In connection with his guilty plea in the Northern District of Georgia case, Seleznev admitted he acted as a “casher” who worked with hackers to coordinate a scheme to defraud an Atlanta-based company that processed credit and debit card transactions on behalf of financial institutions. Seleznev further admitted that as part of the scheme, in November 2008, hackers infiltrated the company’s computer systems and stole more than 45 million debit card numbers, some of which they used to fraudulently withdraw over $9.4 million from 2,100 ATMs in 280 cities around the world in less than 12 hours.
Fifty-five individuals were charged in four separate indictments as part of the probe targeting the Carder.su organization. To date, 33 individuals have been convicted and the rest are either fugitives or are pending trial.
The Nevada case is being prosecuted by Trial Attorney Catherine Dick of the Criminal Division’s Organized Crime and Gang Section and Assistant U.S. Attorney Kimberly M. Frayn of the District of Nevada. The Northern District of Georgia case is being prosecuted by Assistant U.S. Attorney Kamal Ghali of the Northern District of Georgia.
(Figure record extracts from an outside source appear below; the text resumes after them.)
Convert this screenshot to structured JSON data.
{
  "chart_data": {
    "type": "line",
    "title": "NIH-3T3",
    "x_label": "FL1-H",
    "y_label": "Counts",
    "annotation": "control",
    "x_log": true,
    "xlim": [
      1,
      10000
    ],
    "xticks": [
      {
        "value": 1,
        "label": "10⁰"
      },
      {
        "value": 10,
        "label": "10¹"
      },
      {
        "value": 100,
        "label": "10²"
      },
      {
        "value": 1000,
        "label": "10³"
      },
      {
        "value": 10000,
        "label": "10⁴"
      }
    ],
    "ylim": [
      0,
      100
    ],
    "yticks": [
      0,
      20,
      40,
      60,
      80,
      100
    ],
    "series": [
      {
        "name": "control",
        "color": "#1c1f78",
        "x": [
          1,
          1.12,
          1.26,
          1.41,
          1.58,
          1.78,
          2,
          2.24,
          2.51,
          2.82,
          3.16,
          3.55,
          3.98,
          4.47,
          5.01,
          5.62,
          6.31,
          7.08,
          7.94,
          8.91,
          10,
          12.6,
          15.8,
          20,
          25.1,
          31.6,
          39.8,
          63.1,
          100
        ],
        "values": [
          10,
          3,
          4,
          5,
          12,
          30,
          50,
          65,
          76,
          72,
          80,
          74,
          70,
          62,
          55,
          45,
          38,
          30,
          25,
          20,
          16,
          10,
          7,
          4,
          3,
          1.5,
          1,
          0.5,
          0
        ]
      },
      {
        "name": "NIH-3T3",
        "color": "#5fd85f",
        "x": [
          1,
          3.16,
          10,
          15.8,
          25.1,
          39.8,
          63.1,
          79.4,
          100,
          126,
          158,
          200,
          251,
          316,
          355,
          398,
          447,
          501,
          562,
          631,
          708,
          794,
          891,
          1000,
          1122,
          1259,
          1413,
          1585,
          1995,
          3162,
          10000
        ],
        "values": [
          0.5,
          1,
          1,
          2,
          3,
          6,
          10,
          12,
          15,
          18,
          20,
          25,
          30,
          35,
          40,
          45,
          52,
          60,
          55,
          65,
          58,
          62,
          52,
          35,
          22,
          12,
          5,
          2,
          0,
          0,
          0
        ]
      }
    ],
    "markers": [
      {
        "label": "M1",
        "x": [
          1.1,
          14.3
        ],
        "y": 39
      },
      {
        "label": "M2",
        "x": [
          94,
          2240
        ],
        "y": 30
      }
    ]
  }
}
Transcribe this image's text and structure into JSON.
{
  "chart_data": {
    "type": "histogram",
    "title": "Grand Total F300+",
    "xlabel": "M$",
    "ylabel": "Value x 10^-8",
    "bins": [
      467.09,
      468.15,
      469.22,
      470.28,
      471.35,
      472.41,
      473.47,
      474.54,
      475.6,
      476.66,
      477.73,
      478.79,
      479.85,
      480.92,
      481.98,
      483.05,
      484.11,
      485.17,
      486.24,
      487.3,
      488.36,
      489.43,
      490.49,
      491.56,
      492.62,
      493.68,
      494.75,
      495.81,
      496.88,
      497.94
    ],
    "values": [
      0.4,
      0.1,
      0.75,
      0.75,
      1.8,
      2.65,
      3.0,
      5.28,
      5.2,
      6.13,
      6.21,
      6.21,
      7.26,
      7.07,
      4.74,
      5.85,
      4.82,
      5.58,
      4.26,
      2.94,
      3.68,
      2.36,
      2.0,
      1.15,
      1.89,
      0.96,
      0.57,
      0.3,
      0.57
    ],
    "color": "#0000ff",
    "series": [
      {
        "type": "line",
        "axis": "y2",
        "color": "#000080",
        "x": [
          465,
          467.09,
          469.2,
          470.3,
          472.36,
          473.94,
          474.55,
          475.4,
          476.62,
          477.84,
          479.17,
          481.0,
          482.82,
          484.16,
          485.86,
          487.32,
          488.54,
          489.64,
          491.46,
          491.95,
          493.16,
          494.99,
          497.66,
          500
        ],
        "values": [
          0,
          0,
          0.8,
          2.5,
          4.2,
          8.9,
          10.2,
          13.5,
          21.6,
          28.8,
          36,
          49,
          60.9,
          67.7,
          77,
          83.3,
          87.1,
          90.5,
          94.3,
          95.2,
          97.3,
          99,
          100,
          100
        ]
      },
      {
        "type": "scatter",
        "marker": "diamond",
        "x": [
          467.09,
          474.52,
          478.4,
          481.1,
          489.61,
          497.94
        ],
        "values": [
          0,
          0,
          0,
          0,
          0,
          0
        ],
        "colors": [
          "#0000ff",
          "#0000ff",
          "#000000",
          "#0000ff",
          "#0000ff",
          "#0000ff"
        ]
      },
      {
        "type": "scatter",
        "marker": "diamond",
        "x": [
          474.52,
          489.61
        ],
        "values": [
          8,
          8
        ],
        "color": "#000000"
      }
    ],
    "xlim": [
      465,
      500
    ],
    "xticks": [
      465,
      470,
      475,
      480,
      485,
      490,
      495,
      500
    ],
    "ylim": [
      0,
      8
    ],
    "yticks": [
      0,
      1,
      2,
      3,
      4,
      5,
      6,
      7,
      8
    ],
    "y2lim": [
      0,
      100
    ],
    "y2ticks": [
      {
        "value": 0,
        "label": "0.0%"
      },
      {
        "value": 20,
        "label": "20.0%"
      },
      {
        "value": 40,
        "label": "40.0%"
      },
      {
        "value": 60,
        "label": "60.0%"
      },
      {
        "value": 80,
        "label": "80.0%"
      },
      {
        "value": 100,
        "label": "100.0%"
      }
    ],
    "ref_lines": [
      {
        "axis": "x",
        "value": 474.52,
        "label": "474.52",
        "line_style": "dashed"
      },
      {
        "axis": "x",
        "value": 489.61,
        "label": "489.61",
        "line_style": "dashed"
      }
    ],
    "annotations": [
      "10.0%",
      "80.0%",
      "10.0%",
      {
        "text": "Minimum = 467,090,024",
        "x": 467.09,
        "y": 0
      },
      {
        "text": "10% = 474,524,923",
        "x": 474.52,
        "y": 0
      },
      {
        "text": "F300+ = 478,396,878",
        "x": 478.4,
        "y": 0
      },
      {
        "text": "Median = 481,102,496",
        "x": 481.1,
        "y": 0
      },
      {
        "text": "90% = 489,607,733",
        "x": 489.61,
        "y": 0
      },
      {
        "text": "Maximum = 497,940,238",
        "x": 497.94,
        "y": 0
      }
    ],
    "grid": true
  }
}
Seleznev is also a defendant in a wire fraud and computer hacking case brought by the Department of Justice in the Western District of Washington. In August 2016 a federal jury convicted Seleznev of 38 counts related to his role in a scheme to hack into point-of-sale computers to steal and sell credit card numbers to the criminal underworld. Earlier this year, Seleznev was sentenced to 27 years in prison for those crimes.